Gigs were besieged by thugs and neo-Nazi who took the poster at face value and the profound artistry of The Birthday Party was sullied beneath a slew of stompings and riots. As Nick Cave said of the time, “We had started to reject the initial in your face aggressive concept of The Birthday Party because we just had all these people coming along who were just there to fight.”
Lastly, The Kingsmen are a perfect paradigm for the pastiche of rock being the old school devil’s music. As we all know, If teenagers love one thing more than a bit of iconoclasm, then it’s the sort that comes with a federal stamp of disapproval. On the surface, ‘Louie, Louie’ might currently reside as that slurring 1960s garage rock song your uncle sings at a wedding, but beyond the groove, catchy riff, and scream-along chorus, the FBI ensured that the track entered the annals of rock ‘n’ roll history, by subjecting it to an 18-month investigation and sealing its fate as the most misunderstood song ever recorded.
The whys and wherefores of the song’s slack-jawed sound are all answered by the shoddy recording process that the youngsters had to go through to get their single pressed. It sounds unintelligible because that’s what $50 and a shady producer gets you. However, the FBI thought there must surely be more to it than meets the eye, and because the lyrics couldn’t be understood, J. Edgar Hoover and his cronies believed the youth were in revolt and there was some sort of subversive Soviet code hidden in the sonic jangling.

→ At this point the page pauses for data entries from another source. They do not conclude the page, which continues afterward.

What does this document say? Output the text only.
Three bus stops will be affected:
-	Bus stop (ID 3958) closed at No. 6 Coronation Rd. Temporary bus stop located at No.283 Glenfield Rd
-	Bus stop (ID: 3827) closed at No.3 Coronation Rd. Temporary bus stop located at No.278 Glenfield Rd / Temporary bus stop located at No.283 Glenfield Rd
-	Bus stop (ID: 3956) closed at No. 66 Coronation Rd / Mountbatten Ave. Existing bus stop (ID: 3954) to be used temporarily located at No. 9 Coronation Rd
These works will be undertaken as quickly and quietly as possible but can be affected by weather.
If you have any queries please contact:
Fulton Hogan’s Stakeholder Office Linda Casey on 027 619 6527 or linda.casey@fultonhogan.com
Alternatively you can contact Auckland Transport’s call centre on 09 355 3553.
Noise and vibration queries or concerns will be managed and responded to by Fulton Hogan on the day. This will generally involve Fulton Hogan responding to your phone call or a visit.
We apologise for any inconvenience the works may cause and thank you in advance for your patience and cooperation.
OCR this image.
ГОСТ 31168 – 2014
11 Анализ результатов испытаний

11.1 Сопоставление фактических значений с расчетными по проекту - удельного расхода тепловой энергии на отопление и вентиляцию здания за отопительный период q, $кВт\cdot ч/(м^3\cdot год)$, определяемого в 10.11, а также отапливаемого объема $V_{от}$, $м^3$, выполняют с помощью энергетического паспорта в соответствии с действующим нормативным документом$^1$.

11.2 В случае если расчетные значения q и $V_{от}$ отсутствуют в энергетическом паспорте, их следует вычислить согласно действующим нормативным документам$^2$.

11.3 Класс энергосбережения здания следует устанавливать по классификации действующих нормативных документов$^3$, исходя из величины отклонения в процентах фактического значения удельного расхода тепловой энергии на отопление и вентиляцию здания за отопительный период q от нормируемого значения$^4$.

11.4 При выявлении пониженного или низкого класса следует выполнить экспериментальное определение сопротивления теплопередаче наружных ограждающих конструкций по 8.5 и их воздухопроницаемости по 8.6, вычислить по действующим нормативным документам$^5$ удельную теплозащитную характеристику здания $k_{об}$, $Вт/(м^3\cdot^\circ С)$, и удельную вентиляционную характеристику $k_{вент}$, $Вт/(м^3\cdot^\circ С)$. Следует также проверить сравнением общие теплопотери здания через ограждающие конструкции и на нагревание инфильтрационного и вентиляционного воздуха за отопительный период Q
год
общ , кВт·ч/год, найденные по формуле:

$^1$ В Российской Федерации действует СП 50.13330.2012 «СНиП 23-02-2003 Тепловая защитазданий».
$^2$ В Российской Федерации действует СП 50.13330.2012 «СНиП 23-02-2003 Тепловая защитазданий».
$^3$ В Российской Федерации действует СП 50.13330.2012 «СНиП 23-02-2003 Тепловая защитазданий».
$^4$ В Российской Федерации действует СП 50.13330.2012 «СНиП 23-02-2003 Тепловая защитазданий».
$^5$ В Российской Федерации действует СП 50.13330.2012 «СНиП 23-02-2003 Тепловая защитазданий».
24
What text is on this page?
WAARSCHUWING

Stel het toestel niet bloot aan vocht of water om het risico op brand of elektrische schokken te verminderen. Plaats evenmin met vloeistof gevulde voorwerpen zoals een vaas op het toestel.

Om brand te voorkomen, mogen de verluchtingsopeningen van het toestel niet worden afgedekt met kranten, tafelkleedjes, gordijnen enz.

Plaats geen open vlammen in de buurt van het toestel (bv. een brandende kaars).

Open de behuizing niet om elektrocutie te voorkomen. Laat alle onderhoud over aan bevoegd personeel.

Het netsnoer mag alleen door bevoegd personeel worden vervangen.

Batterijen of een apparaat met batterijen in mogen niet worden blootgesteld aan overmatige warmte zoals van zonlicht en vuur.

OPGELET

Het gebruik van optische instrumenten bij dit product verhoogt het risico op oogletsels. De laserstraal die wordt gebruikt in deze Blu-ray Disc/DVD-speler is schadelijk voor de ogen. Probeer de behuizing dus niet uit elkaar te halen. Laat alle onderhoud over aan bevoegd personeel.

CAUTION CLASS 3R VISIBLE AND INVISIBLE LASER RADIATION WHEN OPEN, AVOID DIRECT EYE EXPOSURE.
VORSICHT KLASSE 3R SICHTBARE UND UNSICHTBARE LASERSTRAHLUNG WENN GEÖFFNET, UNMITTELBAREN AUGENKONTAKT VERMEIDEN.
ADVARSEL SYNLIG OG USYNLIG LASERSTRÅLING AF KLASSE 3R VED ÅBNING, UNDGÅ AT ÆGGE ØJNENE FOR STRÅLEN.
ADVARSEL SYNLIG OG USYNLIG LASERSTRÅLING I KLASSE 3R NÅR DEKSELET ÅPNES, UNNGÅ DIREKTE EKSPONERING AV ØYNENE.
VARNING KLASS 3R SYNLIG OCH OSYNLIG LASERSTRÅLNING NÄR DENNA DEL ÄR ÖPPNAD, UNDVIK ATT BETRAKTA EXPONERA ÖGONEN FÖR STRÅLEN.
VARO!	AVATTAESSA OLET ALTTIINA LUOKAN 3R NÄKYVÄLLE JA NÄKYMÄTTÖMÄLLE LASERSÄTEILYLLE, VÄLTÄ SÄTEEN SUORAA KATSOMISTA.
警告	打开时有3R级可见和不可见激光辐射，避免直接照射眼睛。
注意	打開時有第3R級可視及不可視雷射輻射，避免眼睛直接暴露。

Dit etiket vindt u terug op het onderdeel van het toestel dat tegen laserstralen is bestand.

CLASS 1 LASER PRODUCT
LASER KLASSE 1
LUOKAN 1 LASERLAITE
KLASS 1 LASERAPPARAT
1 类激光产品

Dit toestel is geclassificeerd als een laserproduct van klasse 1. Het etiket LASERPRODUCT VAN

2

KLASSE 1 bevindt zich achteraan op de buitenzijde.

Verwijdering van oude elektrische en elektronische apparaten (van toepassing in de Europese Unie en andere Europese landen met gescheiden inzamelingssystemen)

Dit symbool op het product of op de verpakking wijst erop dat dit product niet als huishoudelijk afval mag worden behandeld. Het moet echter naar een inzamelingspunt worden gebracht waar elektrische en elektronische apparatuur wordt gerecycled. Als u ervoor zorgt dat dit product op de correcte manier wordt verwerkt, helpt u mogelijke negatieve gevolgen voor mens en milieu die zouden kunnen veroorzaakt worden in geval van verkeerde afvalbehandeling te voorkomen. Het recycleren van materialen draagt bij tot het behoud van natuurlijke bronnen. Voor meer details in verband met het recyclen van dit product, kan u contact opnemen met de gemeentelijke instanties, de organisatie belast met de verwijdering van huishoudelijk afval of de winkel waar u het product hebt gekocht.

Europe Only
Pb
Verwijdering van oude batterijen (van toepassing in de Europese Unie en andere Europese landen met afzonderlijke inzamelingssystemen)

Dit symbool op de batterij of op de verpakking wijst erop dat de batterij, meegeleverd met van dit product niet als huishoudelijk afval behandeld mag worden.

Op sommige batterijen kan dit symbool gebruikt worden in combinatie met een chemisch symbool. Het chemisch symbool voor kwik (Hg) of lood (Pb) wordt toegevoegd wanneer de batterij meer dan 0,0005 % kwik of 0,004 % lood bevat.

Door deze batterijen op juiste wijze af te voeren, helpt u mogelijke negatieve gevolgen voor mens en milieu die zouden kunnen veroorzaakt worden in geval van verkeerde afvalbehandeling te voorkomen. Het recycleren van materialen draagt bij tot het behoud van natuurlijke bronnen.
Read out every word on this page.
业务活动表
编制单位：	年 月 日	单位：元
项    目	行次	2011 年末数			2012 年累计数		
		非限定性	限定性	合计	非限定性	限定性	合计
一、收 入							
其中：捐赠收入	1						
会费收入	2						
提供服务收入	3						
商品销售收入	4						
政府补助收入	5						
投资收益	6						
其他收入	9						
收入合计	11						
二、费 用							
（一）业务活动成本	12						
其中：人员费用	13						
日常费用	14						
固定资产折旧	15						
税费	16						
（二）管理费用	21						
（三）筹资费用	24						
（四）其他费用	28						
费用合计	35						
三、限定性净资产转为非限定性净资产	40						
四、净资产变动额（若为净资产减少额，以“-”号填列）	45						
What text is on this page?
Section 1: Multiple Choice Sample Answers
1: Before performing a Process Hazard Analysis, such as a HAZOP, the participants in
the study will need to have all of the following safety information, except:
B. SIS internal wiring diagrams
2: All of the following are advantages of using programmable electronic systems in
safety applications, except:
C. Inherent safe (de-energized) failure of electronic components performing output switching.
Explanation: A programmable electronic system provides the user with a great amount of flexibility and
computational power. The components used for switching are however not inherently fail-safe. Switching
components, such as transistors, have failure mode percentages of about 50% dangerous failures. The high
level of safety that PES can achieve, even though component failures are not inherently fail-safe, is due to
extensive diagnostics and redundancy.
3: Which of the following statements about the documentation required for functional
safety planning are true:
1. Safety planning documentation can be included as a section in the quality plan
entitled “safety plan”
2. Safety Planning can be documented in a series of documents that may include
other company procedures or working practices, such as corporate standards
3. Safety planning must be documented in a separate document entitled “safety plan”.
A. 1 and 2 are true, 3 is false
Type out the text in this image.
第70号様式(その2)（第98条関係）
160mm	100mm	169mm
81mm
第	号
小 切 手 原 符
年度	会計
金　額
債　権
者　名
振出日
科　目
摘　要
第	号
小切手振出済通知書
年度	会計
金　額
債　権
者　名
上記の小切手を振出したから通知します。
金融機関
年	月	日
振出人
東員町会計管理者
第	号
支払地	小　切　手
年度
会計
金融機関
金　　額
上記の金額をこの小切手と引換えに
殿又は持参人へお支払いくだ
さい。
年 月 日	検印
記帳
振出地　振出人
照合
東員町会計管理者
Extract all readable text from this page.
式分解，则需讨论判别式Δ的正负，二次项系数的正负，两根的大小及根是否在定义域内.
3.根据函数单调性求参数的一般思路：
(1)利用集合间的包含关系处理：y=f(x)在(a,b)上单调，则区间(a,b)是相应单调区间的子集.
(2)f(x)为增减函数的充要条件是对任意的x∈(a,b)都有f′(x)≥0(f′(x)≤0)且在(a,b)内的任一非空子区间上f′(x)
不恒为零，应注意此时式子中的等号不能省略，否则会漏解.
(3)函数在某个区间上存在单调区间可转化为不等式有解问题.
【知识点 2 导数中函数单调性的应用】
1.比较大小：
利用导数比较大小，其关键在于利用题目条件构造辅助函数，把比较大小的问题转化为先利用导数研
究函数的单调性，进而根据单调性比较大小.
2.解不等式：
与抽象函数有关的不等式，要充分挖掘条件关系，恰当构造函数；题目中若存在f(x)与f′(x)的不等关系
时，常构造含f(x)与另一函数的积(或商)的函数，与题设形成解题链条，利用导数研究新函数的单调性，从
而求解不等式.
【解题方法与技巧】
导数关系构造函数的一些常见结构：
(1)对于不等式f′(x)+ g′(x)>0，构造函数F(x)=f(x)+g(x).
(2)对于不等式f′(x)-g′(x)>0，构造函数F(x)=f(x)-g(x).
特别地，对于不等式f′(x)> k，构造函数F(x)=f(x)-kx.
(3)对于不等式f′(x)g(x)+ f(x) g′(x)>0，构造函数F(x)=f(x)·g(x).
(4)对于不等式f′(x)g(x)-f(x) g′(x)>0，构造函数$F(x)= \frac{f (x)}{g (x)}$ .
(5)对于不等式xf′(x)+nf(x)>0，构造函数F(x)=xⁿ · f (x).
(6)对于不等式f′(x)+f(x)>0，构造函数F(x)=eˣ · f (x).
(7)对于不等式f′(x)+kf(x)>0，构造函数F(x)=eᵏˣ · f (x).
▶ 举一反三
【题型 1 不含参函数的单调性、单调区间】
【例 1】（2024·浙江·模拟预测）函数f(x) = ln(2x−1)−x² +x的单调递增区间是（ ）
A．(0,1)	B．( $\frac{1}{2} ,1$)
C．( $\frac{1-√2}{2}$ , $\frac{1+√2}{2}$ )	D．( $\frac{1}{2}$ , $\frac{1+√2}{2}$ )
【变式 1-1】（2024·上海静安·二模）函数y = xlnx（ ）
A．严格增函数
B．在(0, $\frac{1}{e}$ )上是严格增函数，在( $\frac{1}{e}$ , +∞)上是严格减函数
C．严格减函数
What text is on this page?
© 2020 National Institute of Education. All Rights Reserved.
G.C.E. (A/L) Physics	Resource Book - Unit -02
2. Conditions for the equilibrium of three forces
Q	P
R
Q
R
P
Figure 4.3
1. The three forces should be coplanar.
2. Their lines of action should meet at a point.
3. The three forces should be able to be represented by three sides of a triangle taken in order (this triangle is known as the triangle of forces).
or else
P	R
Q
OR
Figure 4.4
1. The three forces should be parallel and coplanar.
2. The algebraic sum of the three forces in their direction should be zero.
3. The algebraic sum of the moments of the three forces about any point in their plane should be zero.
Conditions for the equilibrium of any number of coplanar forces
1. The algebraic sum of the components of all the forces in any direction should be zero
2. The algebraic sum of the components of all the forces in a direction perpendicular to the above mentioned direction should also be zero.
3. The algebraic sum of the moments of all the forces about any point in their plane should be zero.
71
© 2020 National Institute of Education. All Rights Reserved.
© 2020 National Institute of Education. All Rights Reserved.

Thus, Hoover responded by deploying FBI agents to tirelessly listen to the song over and over for 18-months at various different speeds and frequencies. The conclusion that the FBI reached following their investigation, which also involved a spy ghosting the young band when they embarked on a tour, was that there was simply no knowing what the hell they were trying to say. However, if you play it at exactly 3…[End].